A confusing process of verification leads some scholarship candidates to worry for their futures.

2010-11 Winter Quarterly Issue

Few of the candidates who wish to continue their higher education in Canada find their names classified under police ads for wanted criminals in the local newspapers. But this year, the golden opportunity that offers 30 students one-way flights to Canada turned into an alarming source of insecurity for four young Congolese who applied for the studies.

As part of the routine scholarship process, the Windle Charitable Trust (WCT) agency that offers the refugee scholarship called for document verifications from the Congolese Embassy in Nairobi. But this time, WCT may have misused its wisdom in handling refugee matters by sending the candidates’ secondary school certificates, or ‘diplome d’ etat’, to the Congolese Embassy in Nairobi.

This year, a good number of candidates passed pre-recruitment interviews to be awarded the scholarship. But in the end the organization either requested the candidates to go and secure their own admissions, or to change the faculty that seemed inexpensive.

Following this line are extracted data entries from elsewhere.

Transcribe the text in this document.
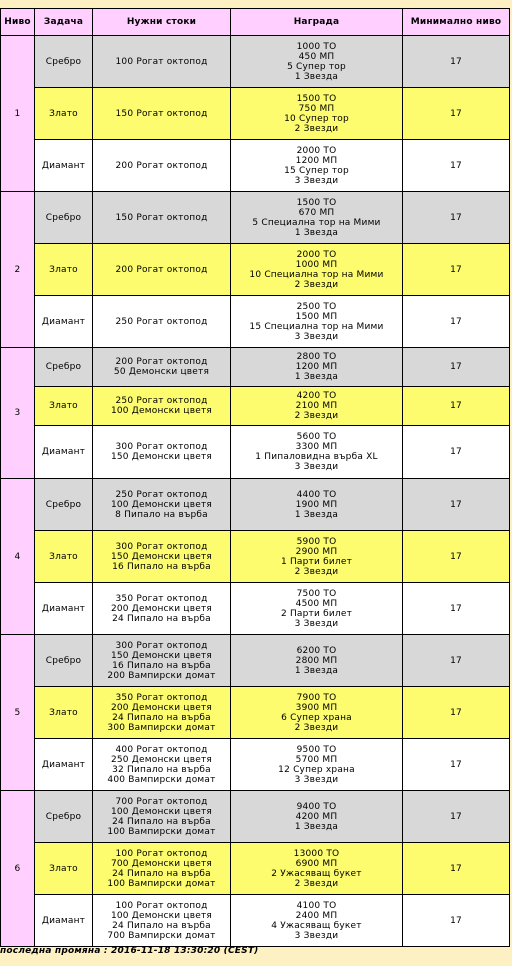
Ниво	Задача	Нужни стоки	Награда	Минимално ниво
1	Сребро	100 Рогат октопод	1000 ТО
450 МП
5 Супер тор
1 Звезда	17
	Злато	150 Рогат октопод	1500 ТО
750 МП
10 Супер тор
2 Звезди	17
	Диамант	200 Рогат октопод	2000 ТО
1200 МП
15 Супер тор
3 Звезди	17
2	Сребро	150 Рогат октопод	1500 ТО
670 МП
5 Специална тор на Мими
1 Звезда	17
	Злато	200 Рогат октопод	2000 ТО
1000 МП
10 Специална тор на Мими
2 Звезди	17
	Диамант	250 Рогат октопод	2500 ТО
1500 МП
15 Специална тор на Мими
3 Звезди	17
3	Сребро	200 Рогат октопод
50 Демонски цветя	2800 ТО
1200 МП
1 Звезда	17
	Злато	250 Рогат октопод
100 Демонски цветя	4200 ТО
2100 МП
2 Звезди	17
	Диамант	300 Рогат октопод
150 Демонски цветя	5600 ТО
3300 МП
1 Пипаловидна върба XL
3 Звезди	17
4	Сребро	250 Рогат октопод
100 Демонски цветя
8 Пипало на върба	4400 ТО
1900 МП
1 Звезда	17
	Злато	300 Рогат октопод
150 Демонски цветя
16 Пипало на върба	5900 ТО
2900 МП
1 Парти билет
2 Звезди	17
	Диамант	350 Рогат октопод
200 Демонски цветя
24 Пипало на върба	7500 ТО
4500 МП
2 Парти билет
3 Звезди	17
5	Сребро	300 Рогат октопод
150 Демонски цветя
16 Пипало на върба
200 Вампирски домат	6200 ТО
2800 МП
1 Звезда	17
	Злато	350 Рогат октопод
200 Демонски цветя
24 Пипало на върба
300 Вампирски домат	7900 ТО
3900 МП
6 Супер храна
2 Звезди	17
	Диамант	400 Рогат октопод
250 Демонски цветя
32 Пипало на върба
400 Вампирски домат	9500 ТО
5700 МП
12 Супер храна
3 Звезди	17
6	Сребро	700 Рогат октопод
100 Демонски цветя
24 Пипало на върба
100 Вампирски домат	9400 ТО
4200 МП
1 Звезда	17
	Злато	100 Рогат октопод
700 Демонски цветя
24 Пипало на върба
100 Вампирски домат	13000 ТО
6900 МП
2 Ужасяващ букет
2 Звезди	17
	Диамант	100 Рогат октопод
100 Демонски цветя
24 Пипало на върба
700 Вампирски домат	4100 ТО
2400 МП
4 Ужасяващ букет
3 Звезди	17
последна промяна : 2016-11-18 13:30:20 (CEST)
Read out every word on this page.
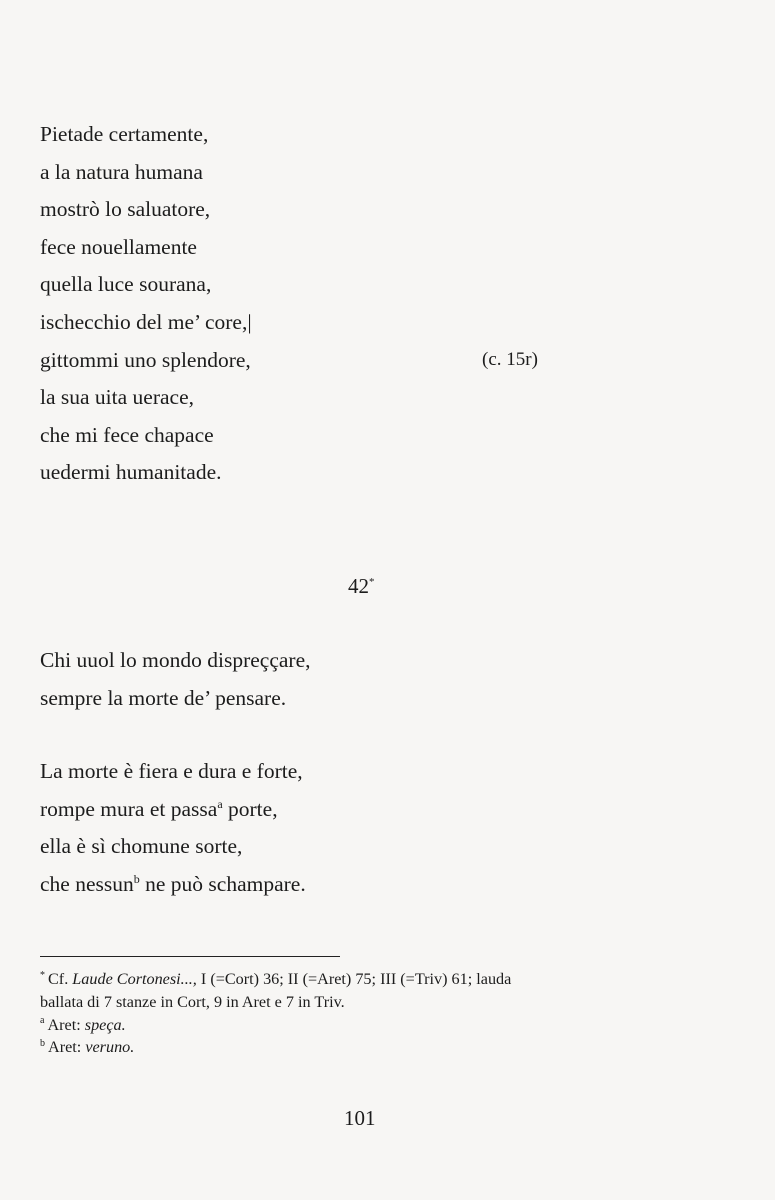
Pietade certamente,
a la natura humana
mostrò lo saluatore,
fece nouellamente
quella luce sourana,
ischecchio del me’ core,|
gittommi uno splendore,
la sua uita uerace,
che mi fece chapace
uedermi humanitade.
(c. 15r)
42*
Chi uuol lo mondo dispreççare,
sempre la morte de’ pensare.
La morte è fiera e dura e forte,
rompe mura et passa$^a$ porte,
ella è sì chomune sorte,
che nessun$^b$ ne può schampare.
* Cf. Laude Cortonesi..., I (=Cort) 36; II (=Aret) 75; III (=Triv) 61; lauda
ballata di 7 stanze in Cort, 9 in Aret e 7 in Triv.
$^a$ Aret: speça.
$^b$ Aret: veruno.
101
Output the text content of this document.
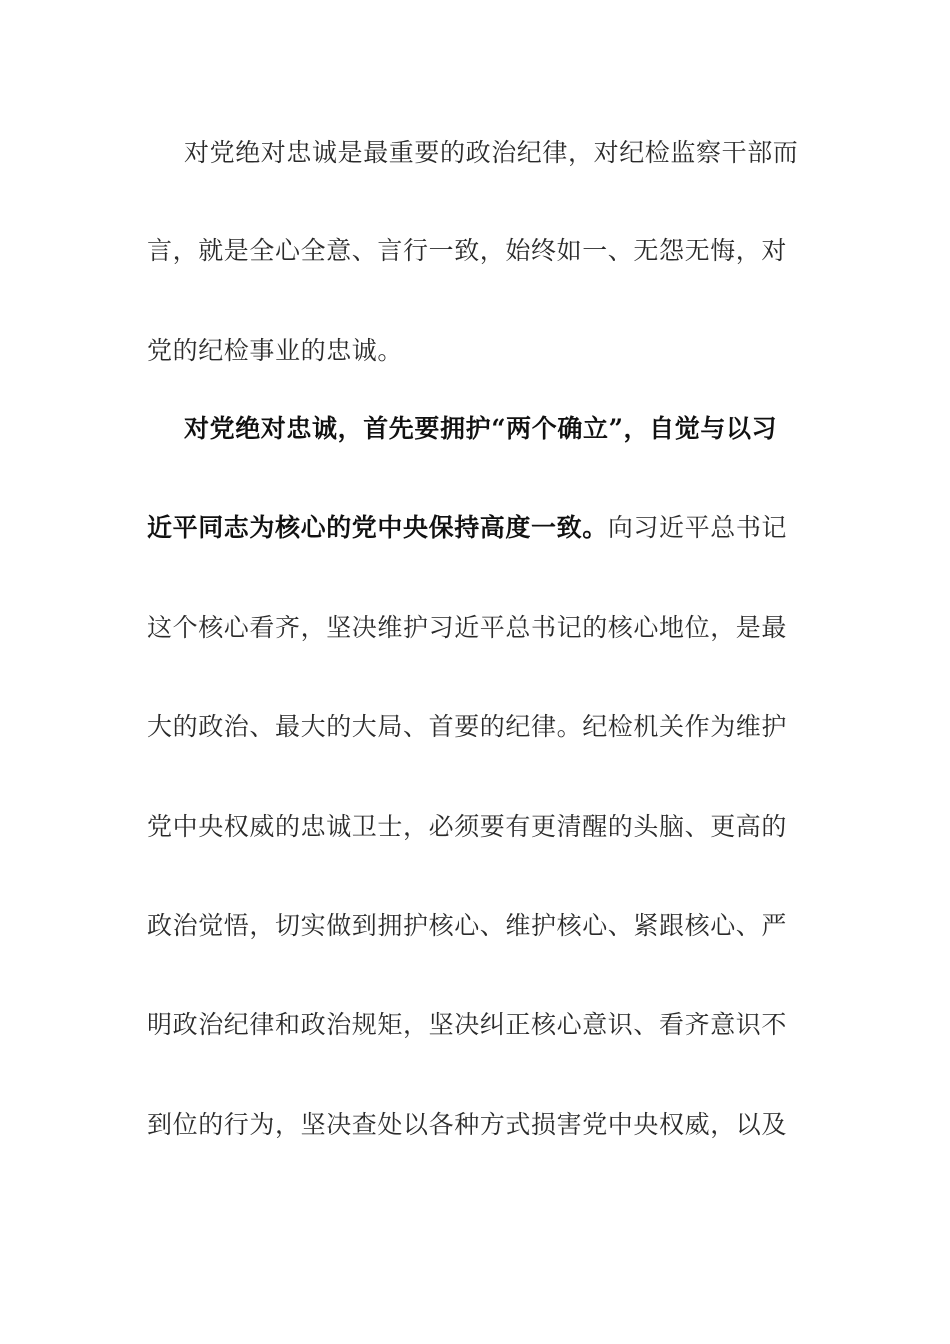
对党绝对忠诚是最重要的政治纪律，对纪检监察干部而
言，就是全心全意、言行一致，始终如一、无怨无悔，对
党的纪检事业的忠诚。
对党绝对忠诚，首先要拥护“两个确立”，自觉与以习
近平同志为核心的党中央保持高度一致。向习近平总书记
这个核心看齐，坚决维护习近平总书记的核心地位，是最
大的政治、最大的大局、首要的纪律。纪检机关作为维护
党中央权威的忠诚卫士，必须要有更清醒的头脑、更高的
政治觉悟，切实做到拥护核心、维护核心、紧跟核心、严
明政治纪律和政治规矩，坚决纠正核心意识、看齐意识不
到位的行为，坚决查处以各种方式损害党中央权威，以及
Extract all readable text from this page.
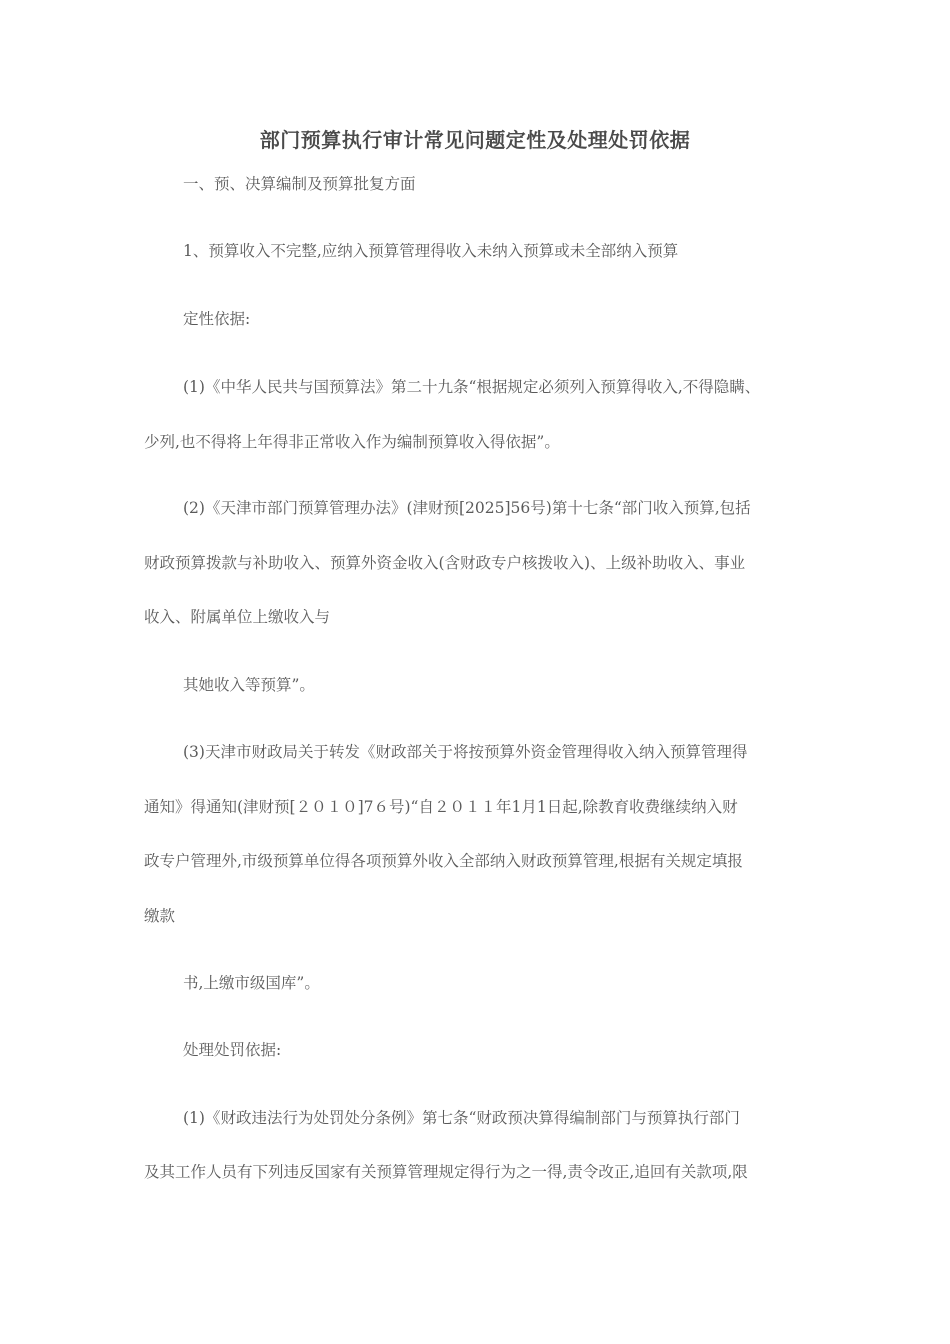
部门预算执行审计常见问题定性及处理处罚依据
一、预、决算编制及预算批复方面
1、预算收入不完整,应纳入预算管理得收入未纳入预算或未全部纳入预算
定性依据:
(1)《中华人民共与国预算法》第二十九条“根据规定必须列入预算得收入,不得隐瞒、
少列,也不得将上年得非正常收入作为编制预算收入得依据”。
(2)《天津市部门预算管理办法》(津财预[2025]56号)第十七条“部门收入预算,包括
财政预算拨款与补助收入、预算外资金收入(含财政专户核拨收入)、上级补助收入、事业
收入、附属单位上缴收入与
其她收入等预算”。
(3)天津市财政局关于转发《财政部关于将按预算外资金管理得收入纳入预算管理得
通知》得通知(津财预[２０１０]7６号)“自２０１１年1月1日起,除教育收费继续纳入财
政专户管理外,市级预算单位得各项预算外收入全部纳入财政预算管理,根据有关规定填报
缴款
书,上缴市级国库”。
处理处罚依据:
(1)《财政违法行为处罚处分条例》第七条“财政预决算得编制部门与预算执行部门
及其工作人员有下列违反国家有关预算管理规定得行为之一得,责令改正,追回有关款项,限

A good number found their own ways to get money to travel to different Universities to secure this requested admission with success. But after toiling for the request, in many cases they were told to continue waiting for many years without realizing their dreams.

Over the years, the scholarship-administering organization has suffered allegations for corrupted policy in recruiting students or using refugee-designated funds to sponsor relatives of some of the managers of this organization.

Last year, young men who presented their secondary school certificates and had no issues beforehand, were suddenly terminated because they did not have UNHCR Mandate. (This is a document issued to a person who satisfies UNHCR eligibility criteria for legal refugee status.)

Having passed the interviews, young men applied and passed several further procedural rounds. “I know there was only one test to pass,” one of the candidates said. “But surprisingly, the UNHCR Community Services Unit and WCT told us to pay money to facilitate sending our documents for verification.”

Although they did not pay the amount, the candidates were told to wait until documents were to be brought back to Kakuma. In case they were genuine, then the three francophone students were to be picked to join the other pool selected earlier.

On November 10, the applicants were told to be careful because their names were in the local newspapers and anybody who saw them was to handle them “manomilitary” and report them to the nearest police station.

UNHCR and other organizations concerned with the protection of refugees have so far been unable to identify the person who published these names in the newspapers. The refugees say it is their Embassy who did it after discovering that they were in the camp, but on the other hand, UNHCR says it is possible that one of the applicants did it. In either case, these refugees are now under threat of being tortured or harassed following the publications.

In a similar incident reported to  KANERE, some students who applied for 2011 World University Service Canada (WUSC) Scholarship from Ethiopian Nationals complained over what they described as ‘threat of exposure’ when their certificates were to be referred to the Ethiopian Embassy. They were informed that they did not merit scholarships because their Ethiopian school leaving certificates (ESLC) had different colors. The students argued that the change in color varies from year to year depending on examinations in the country of origin.

Students were shocked when a UNHCR official told them that their certificates were to be sent to the Ethiopian Embassy through Kenyan Migration to be proven free from alterations. “We need scholarship but not our location to be known to the Ethiopian Embassy. I wonder if that is what the UNHCR should do,” said an Ethiopian Oromo student in an interview with KANERE.

The candidates also informed KANERE that they received copies of the same official document from UNHCR informing each applicant to pay 2,000 Kenyan shillings for their documents to be sent to the Ethiopian Embassy for what was described as verification. None of these Oromo speakers were granted the same scholarship opportunity from Kakuma to attend the WUSC classes for 2011.